The ostensible purpose is to enable banks to prevent bad actors using the financial system to launder their funds and, where bad actors are not identified at entry, to detect any suspicious financial activity and provide appropriate background to competent authorities. (Whether they are successful in this endeavour is another question.)
More recently large international banks have been upping the ante and have started to disengage altogether from clients from certain geographical regions or certain sectors because they consider the AML/CFT risks too great- a development known as “de-risking”. Often the business lines or countries exited are those that aren’t particularly profitable; the argument being that only a substantial profit margin justifies taking a larger than average risk. The amount of due diligence to be conducted on a customer cuts into that profit margin and the higher the perceived risk of that customer, the more the due diligence, the lower the profit.
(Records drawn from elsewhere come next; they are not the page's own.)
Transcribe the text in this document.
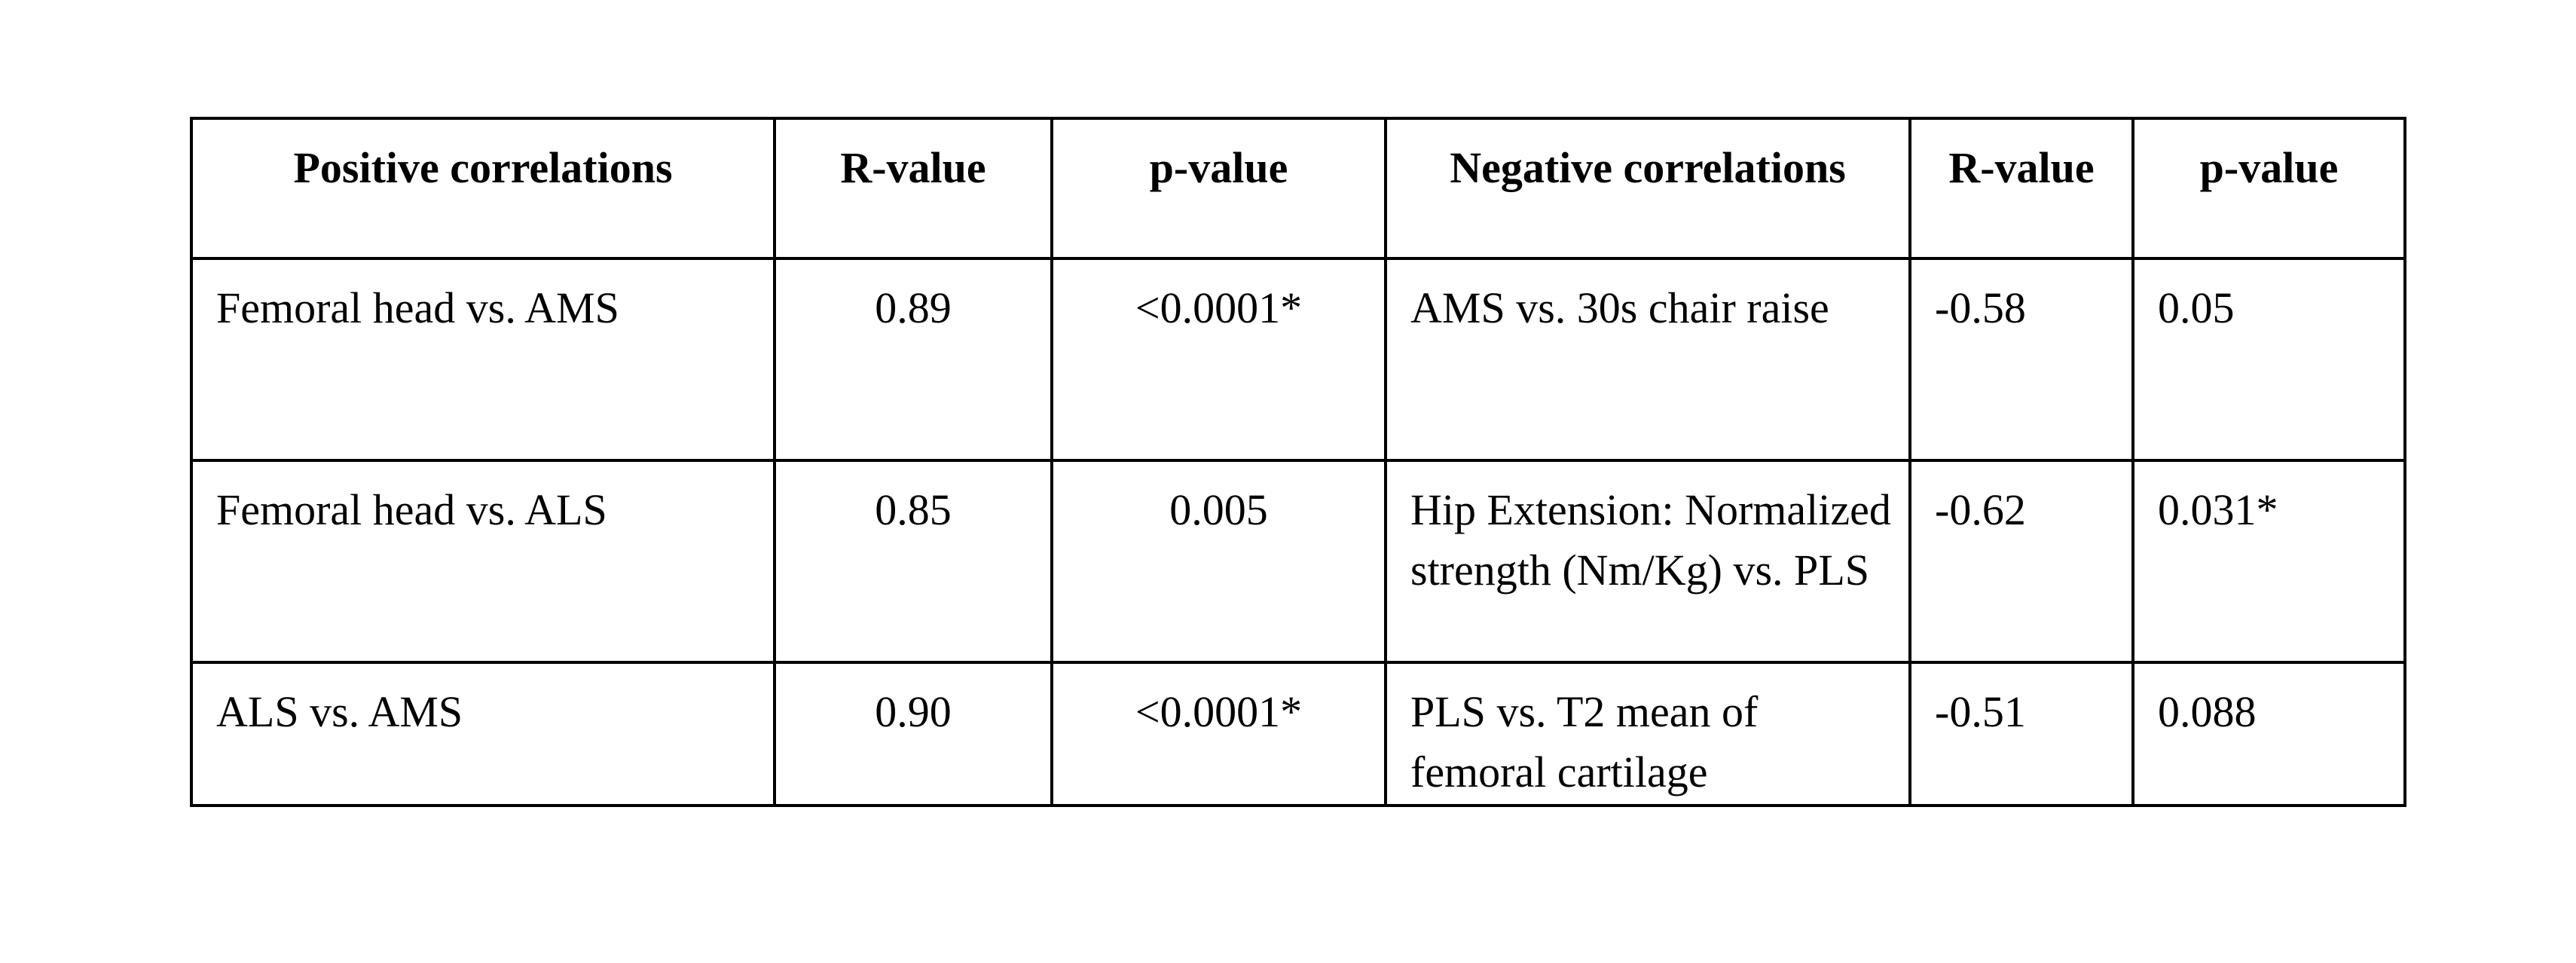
Positive correlations	R-value	p-value	Negative correlations	R-value	p-value
Femoral head vs. AMS	0.89	<0.0001*	AMS vs. 30s chair raise	-0.58	0.05
Femoral head vs. ALS	0.85	0.005	Hip Extension: Normalized strength (Nm/Kg) vs. PLS	-0.62	0.031*
ALS vs. AMS	0.90	<0.0001*	PLS vs. T2 mean of femoral cartilage	-0.51	0.088
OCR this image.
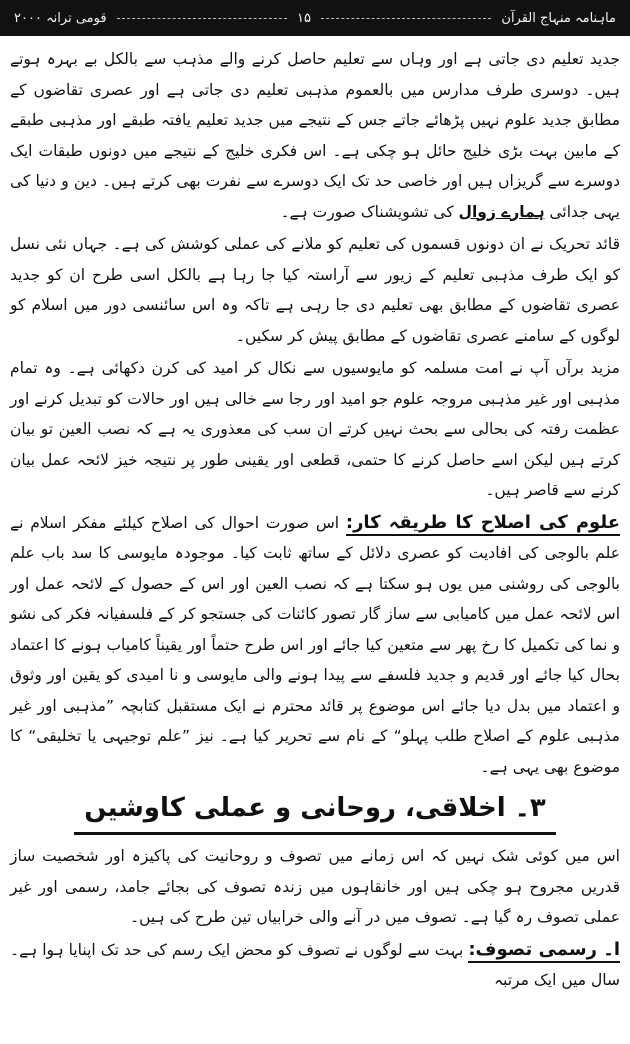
ماہنامہ منہاج القرآن
۱۵
قومی ترانہ ۲۰۰۰

جدید تعلیم دی جاتی ہے اور وہاں سے تعلیم حاصل کرنے والے مذہب سے بالکل بے بہرہ ہوتے ہیں۔ دوسری طرف مدارس میں بالعموم مذہبی تعلیم دی جاتی ہے اور عصری تقاضوں کے مطابق جدید علوم نہیں پڑھائے جاتے جس کے نتیجے میں جدید تعلیم یافتہ طبقے اور مذہبی طبقے کے مابین بہت بڑی خلیج حائل ہو چکی ہے۔ اس فکری خلیج کے نتیجے میں دونوں طبقات ایک دوسرے سے گریزاں ہیں اور خاصی حد تک ایک دوسرے سے نفرت بھی کرتے ہیں۔ دین و دنیا کی یہی جدائی ہمارے زوال کی تشویشناک صورت ہے۔

قائد تحریک نے ان دونوں قسموں کی تعلیم کو ملانے کی عملی کوشش کی ہے۔ جہاں نئی نسل کو ایک طرف مذہبی تعلیم کے زیور سے آراستہ کیا جا رہا ہے بالکل اسی طرح ان کو جدید عصری تقاضوں کے مطابق بھی تعلیم دی جا رہی ہے تاکہ وہ اس سائنسی دور میں اسلام کو لوگوں کے سامنے عصری تقاضوں کے مطابق پیش کر سکیں۔

مزید برآں آپ نے امت مسلمہ کو مایوسیوں سے نکال کر امید کی کرن دکھائی ہے۔ وہ تمام مذہبی اور غیر مذہبی مروجہ علوم جو امید اور رجا سے خالی ہیں اور حالات کو تبدیل کرنے اور عظمت رفتہ کی بحالی سے بحث نہیں کرتے ان سب کی معذوری یہ ہے کہ نصب العین تو بیان کرتے ہیں لیکن اسے حاصل کرنے کا حتمی، قطعی اور یقینی طور پر نتیجہ خیز لائحہ عمل بیان کرنے سے قاصر ہیں۔

علوم کی اصلاح کا طریقہ کار: اس صورت احوال کی اصلاح کیلئے مفکر اسلام نے علم بالوجی کی افادیت کو عصری دلائل کے ساتھ ثابت کیا۔ موجودہ مایوسی کا سد باب علم بالوجی کی روشنی میں یوں ہو سکتا ہے کہ نصب العین اور اس کے حصول کے لائحہ عمل اور اس لائحہ عمل میں کامیابی سے ساز گار تصور کائنات کی جستجو کر کے فلسفیانہ فکر کی نشو و نما کی تکمیل کا رخ پھر سے متعین کیا جائے اور اس طرح حتماً اور یقیناً کامیاب ہونے کا اعتماد بحال کیا جائے اور قدیم و جدید فلسفے سے پیدا ہونے والی مایوسی و نا امیدی کو یقین اور وثوق و اعتماد میں بدل دیا جائے اس موضوع پر قائد محترم نے ایک مستقبل کتابچہ ”مذہبی اور غیر مذہبی علوم کے اصلاح طلب پہلو“ کے نام سے تحریر کیا ہے۔ نیز ”علم توجیہی یا تخلیقی“ کا موضوع بھی یہی ہے۔

۳۔ اخلاقی، روحانی و عملی کاوشیں

اس میں کوئی شک نہیں کہ اس زمانے میں تصوف و روحانیت کی پاکیزہ اور شخصیت ساز قدریں مجروح ہو چکی ہیں اور خانقاہوں میں زندہ تصوف کی بجائے جامد، رسمی اور غیر عملی تصوف رہ گیا ہے۔ تصوف میں در آنے والی خرابیاں تین طرح کی ہیں۔

ا۔ رسمی تصوف: بہت سے لوگوں نے تصوف کو محض ایک رسم کی حد تک اپنایا ہوا ہے۔ سال میں ایک مرتبہ
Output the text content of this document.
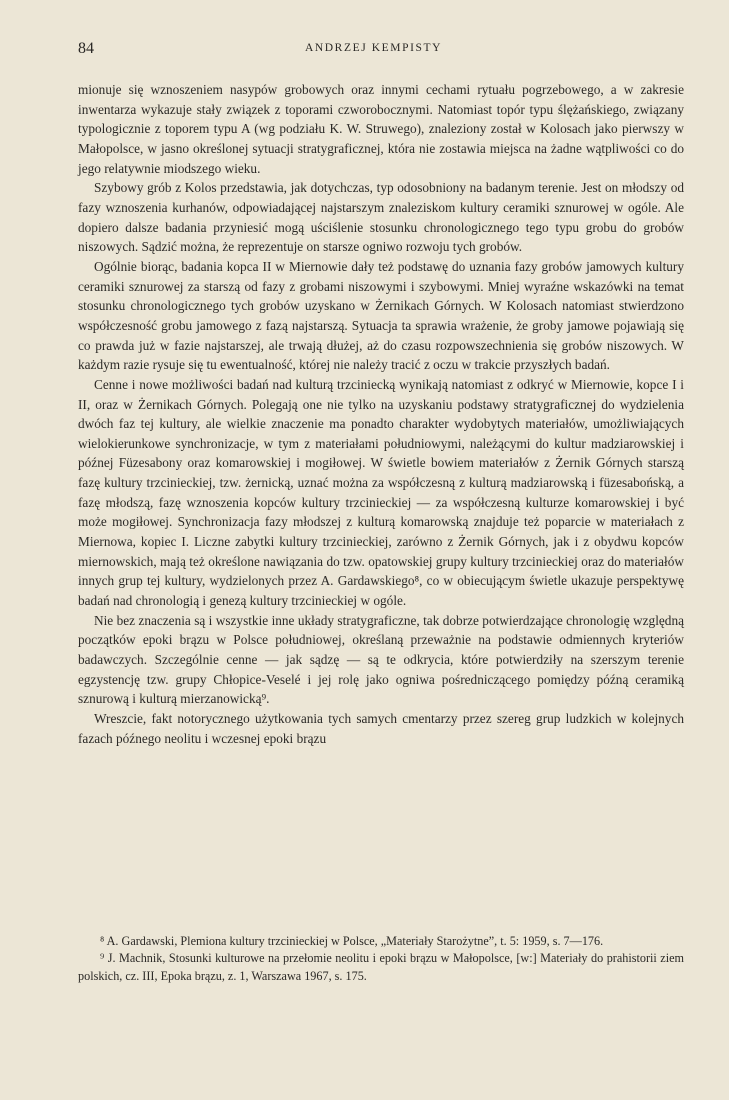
84	ANDRZEJ KEMPISTY

mionuje się wznoszeniem nasypów grobowych oraz innymi cechami rytuału pogrzebowego, a w zakresie inwentarza wykazuje stały związek z toporami czworobocznymi. Natomiast topór typu ślężańskiego, związany typologicznie z toporem typu A (wg podziału K. W. Struwego), znaleziony został w Kolosach jako pierwszy w Małopolsce, w jasno określonej sytuacji stratygraficznej, która nie zostawia miejsca na żadne wątpliwości co do jego relatywnie miodszego wieku.

Szybowy grób z Kolos przedstawia, jak dotychczas, typ odosobniony na badanym terenie. Jest on młodszy od fazy wznoszenia kurhanów, odpowiadającej najstarszym znaleziskom kultury ceramiki sznurowej w ogóle. Ale dopiero dalsze badania przyniesić mogą uściślenie stosunku chronologicznego tego typu grobu do grobów niszowych. Sądzić można, że reprezentuje on starsze ogniwo rozwoju tych grobów.

Ogólnie biorąc, badania kopca II w Miernowie dały też podstawę do uznania fazy grobów jamowych kultury ceramiki sznurowej za starszą od fazy z grobami niszowymi i szybowymi. Mniej wyraźne wskazówki na temat stosunku chronologicznego tych grobów uzyskano w Żernikach Górnych. W Kolosach natomiast stwierdzono współczesność grobu jamowego z fazą najstarszą. Sytuacja ta sprawia wrażenie, że groby jamowe pojawiają się co prawda już w fazie najstarszej, ale trwają dłużej, aż do czasu rozpowszechnienia się grobów niszowych. W każdym razie rysuje się tu ewentualność, której nie należy tracić z oczu w trakcie przyszłych badań.

Cenne i nowe możliwości badań nad kulturą trzciniecką wynikają natomiast z odkryć w Miernowie, kopce I i II, oraz w Żernikach Górnych. Polegają one nie tylko na uzyskaniu podstawy stratygraficznej do wydzielenia dwóch faz tej kultury, ale wielkie znaczenie ma ponadto charakter wydobytych materiałów, umożliwiających wielokierunkowe synchronizacje, w tym z materiałami południowymi, należącymi do kultur madziarowskiej i późnej Füzesabony oraz komarowskiej i mogiłowej. W świetle bowiem materiałów z Żernik Górnych starszą fazę kultury trzcinieckiej, tzw. żernicką, uznać można za współczesną z kulturą madziarowską i füzesabońską, a fazę młodszą, fazę wznoszenia kopców kultury trzcinieckiej — za współczesną kulturze komarowskiej i być może mogiłowej. Synchronizacja fazy młodszej z kulturą komarowską znajduje też poparcie w materiałach z Miernowa, kopiec I. Liczne zabytki kultury trzcinieckiej, zarówno z Żernik Górnych, jak i z obydwu kopców miernowskich, mają też określone nawiązania do tzw. opatowskiej grupy kultury trzcinieckiej oraz do materiałów innych grup tej kultury, wydzielonych przez A. Gardawskiego⁸, co w obiecującym świetle ukazuje perspektywę badań nad chronologią i genezą kultury trzcinieckiej w ogóle.

Nie bez znaczenia są i wszystkie inne układy stratygraficzne, tak dobrze potwierdzające chronologię względną początków epoki brązu w Polsce południowej, określaną przeważnie na podstawie odmiennych kryteriów badawczych. Szczególnie cenne — jak sądzę — są te odkrycia, które potwierdziły na szerszym terenie egzystencję tzw. grupy Chłopice-Veselé i jej rolę jako ogniwa pośredniczącego pomiędzy późną ceramiką sznurową i kulturą mierzanowicką⁹.

Wreszcie, fakt notorycznego użytkowania tych samych cmentarzy przez szereg grup ludzkich w kolejnych fazach późnego neolitu i wczesnej epoki brązu

⁸ A. Gardawski, Plemiona kultury trzcinieckiej w Polsce, „Materiały Starożytne”, t. 5: 1959, s. 7—176.

⁹ J. Machnik, Stosunki kulturowe na przełomie neolitu i epoki brązu w Małopolsce, [w:] Materiały do prahistorii ziem polskich, cz. III, Epoka brązu, z. 1, Warszawa 1967, s. 175.
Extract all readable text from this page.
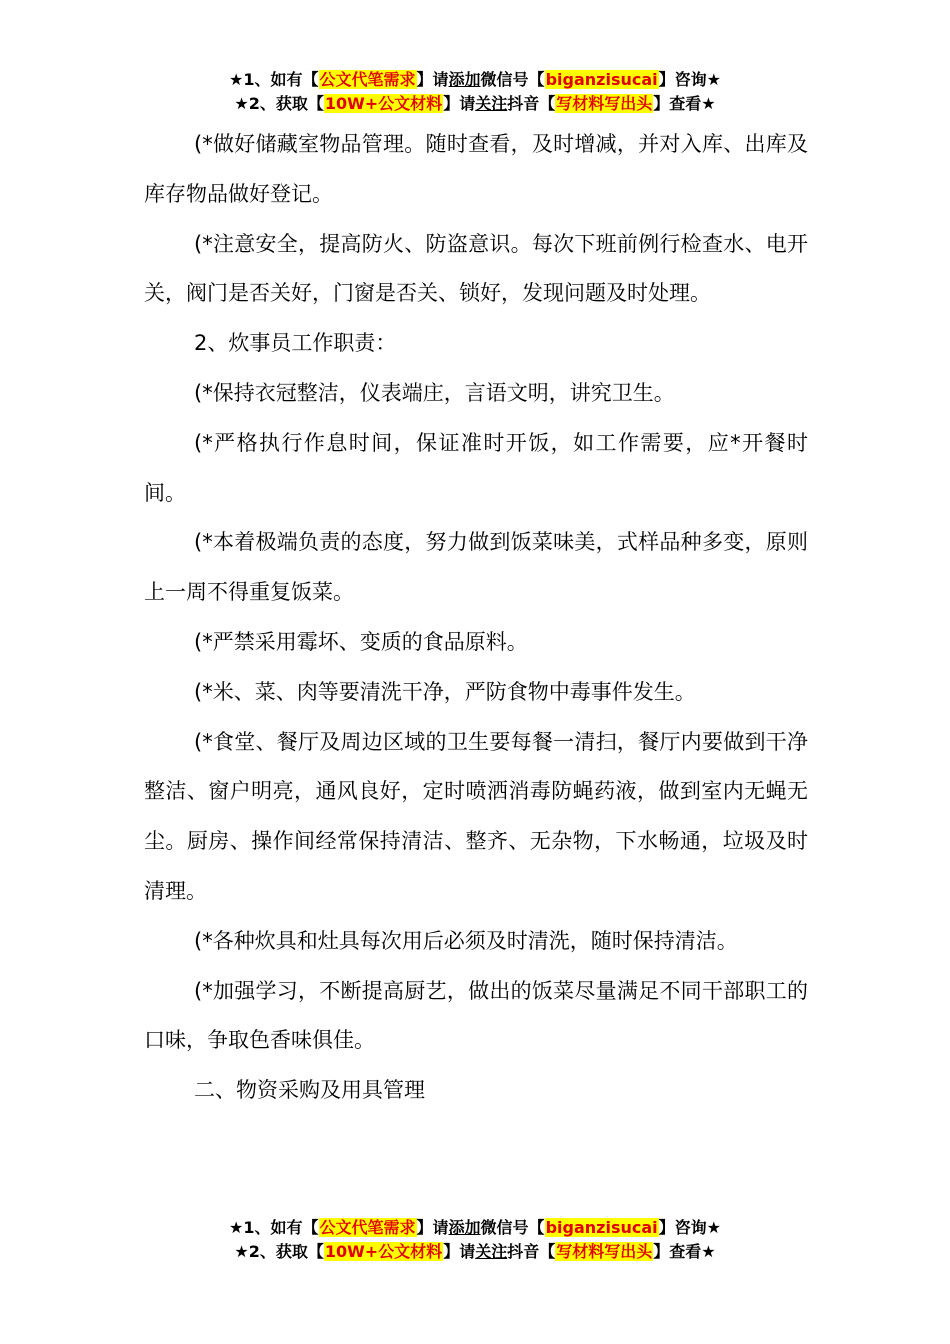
★1、如有【公文代笔需求】请添加微信号【biganzisucai】咨询★
★2、获取【10W+公文材料】请关注抖音【写材料写出头】查看★

(*做好储藏室物品管理。随时查看，及时增减，并对入库、出库及库存物品做好登记。

(*注意安全，提高防火、防盗意识。每次下班前例行检查水、电开关，阀门是否关好，门窗是否关、锁好，发现问题及时处理。

2、炊事员工作职责：

(*保持衣冠整洁，仪表端庄，言语文明，讲究卫生。

(*严格执行作息时间，保证准时开饭，如工作需要，应*开餐时间。

(*本着极端负责的态度，努力做到饭菜味美，式样品种多变，原则上一周不得重复饭菜。

(*严禁采用霉坏、变质的食品原料。

(*米、菜、肉等要清洗干净，严防食物中毒事件发生。

(*食堂、餐厅及周边区域的卫生要每餐一清扫，餐厅内要做到干净整洁、窗户明亮，通风良好，定时喷洒消毒防蝇药液，做到室内无蝇无尘。厨房、操作间经常保持清洁、整齐、无杂物，下水畅通，垃圾及时清理。

(*各种炊具和灶具每次用后必须及时清洗，随时保持清洁。

(*加强学习，不断提高厨艺，做出的饭菜尽量满足不同干部职工的口味，争取色香味俱佳。

二、物资采购及用具管理

★1、如有【公文代笔需求】请添加微信号【biganzisucai】咨询★
★2、获取【10W+公文材料】请关注抖音【写材料写出头】查看★
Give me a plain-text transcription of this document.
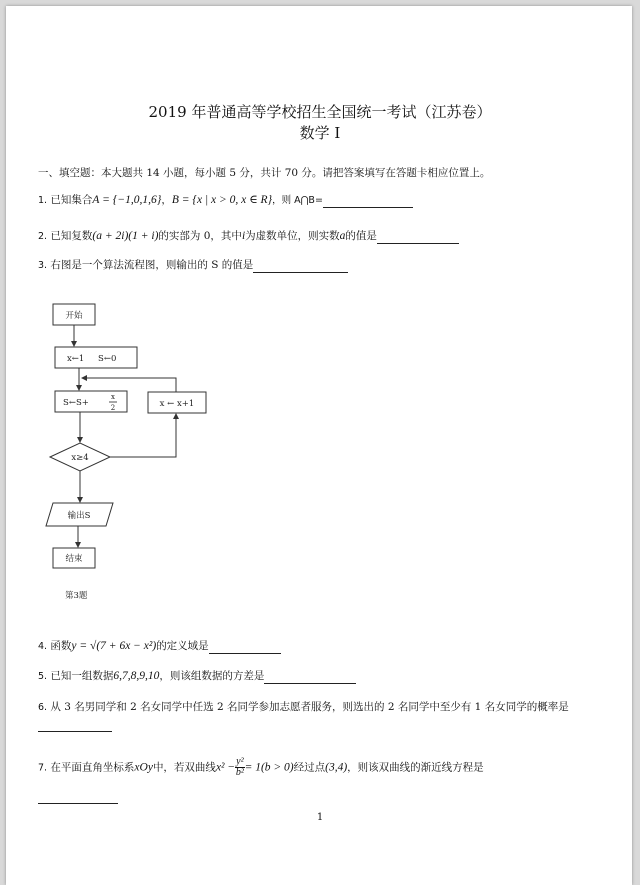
2019 年普通高等学校招生全国统一考试（江苏卷）
数学 I
一、填空题：本大题共 14 小题，每小题 5 分，共计 70 分。请把答案填写在答题卡相应位置上。
1. 已知集合A = {−1,0,1,6}，B = {x | x > 0, x ∈ R}，则 A⋂B=
2. 已知复数(a + 2i)(1 + i)的实部为 0，其中i为虚数单位，则实数a的值是
3. 右图是一个算法流程图，则输出的 S 的值是
开始
x←1 S←0
S←S+
x
2	x ← x+1
x≥4
输出S
结束
第3题
4. 函数y = √(7 + 6x − x²)的定义域是
5. 已知一组数据6,7,8,9,10，则该组数据的方差是
6. 从 3 名男同学和 2 名女同学中任选 2 名同学参加志愿者服务，则选出的 2 名同学中至少有 1 名女同学的概率是
7. 在平面直角坐标系xOy中，若双曲线$x^2 - \frac{\text{y²}}{\text{b²}} = 1(b > 0)$经过点(3,4)，则该双曲线的渐近线方程是
1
One of the sectors particularly affected are non-profit organizations (NPOs). This is an unfortunate consequence of the mistaken and remarkably persistent idea that all NPOs pose a high AML/CFT risk. According to a report published earlier this month by the Charity and Security Network, two-thirds of U.S.-based NPOs working abroad are facing problems accessing financial services. Apart from account closures and account refusals, these also include delays in wire transfers and increased fees.
As a result of these delays, they are sometimes forced to move money through less transparent, traceable, and safe channels. The prevalence and types of problems vary by program area, with NPOs working in peace operations/peacebuilding, public health, development/ poverty reduction, human rights/ democracy building, and humanitarian relief reporting the greatest difficulties. One NPO was prevented from sending immediate relief to the persecuted Rohingya minority in Myanmar in the midst of a dire humanitarian crisis. Timely transmittal of those funds might have saved lives, the charity’s director explained.
As the report notes, inaction is costly and would ultimately do most harm to those dependent on the lifesaving support that NPOs offer. First and foremost, the report recommends a multi-stakeholder dialogue to work towards solutions to NPO financial access problems, involving all those who have it in their power to improve the situation - the banks, their regulators, the NPOs and policy makers.
That is exactly what we, in cooperation with the Association of Certified AML Specialists, organized last month in Washington: a meeting of representatives of said bodies and organizations to discuss the financial access problems facing NPOs, and, more importantly, to work towards solutions.
In the months ahead, we will be working to devise ways to bring down the costs of due diligence of NPOs for financial institutions, standardize the way that information is gathered, and raise awareness among financial institutions of NPO operations and the financial controls they already have in place. For a more detailed read-out of the meeting see here.
After all, it is precisely the peacebuilding and humanitarian work that NPOs do, that helps those harmed by terrorist groups and undermines the terrorist narrative. It would be a cruel irony if, in seeking to combat terrorist financing, financial institutions were simultaneously harming those best placed to address the root causes of terrorism.
We cannot allow for such a confusion of ends and means to stand -- we must ensure NPOs maintain their access to financial services -- it is, quite literally, a matter of life and death.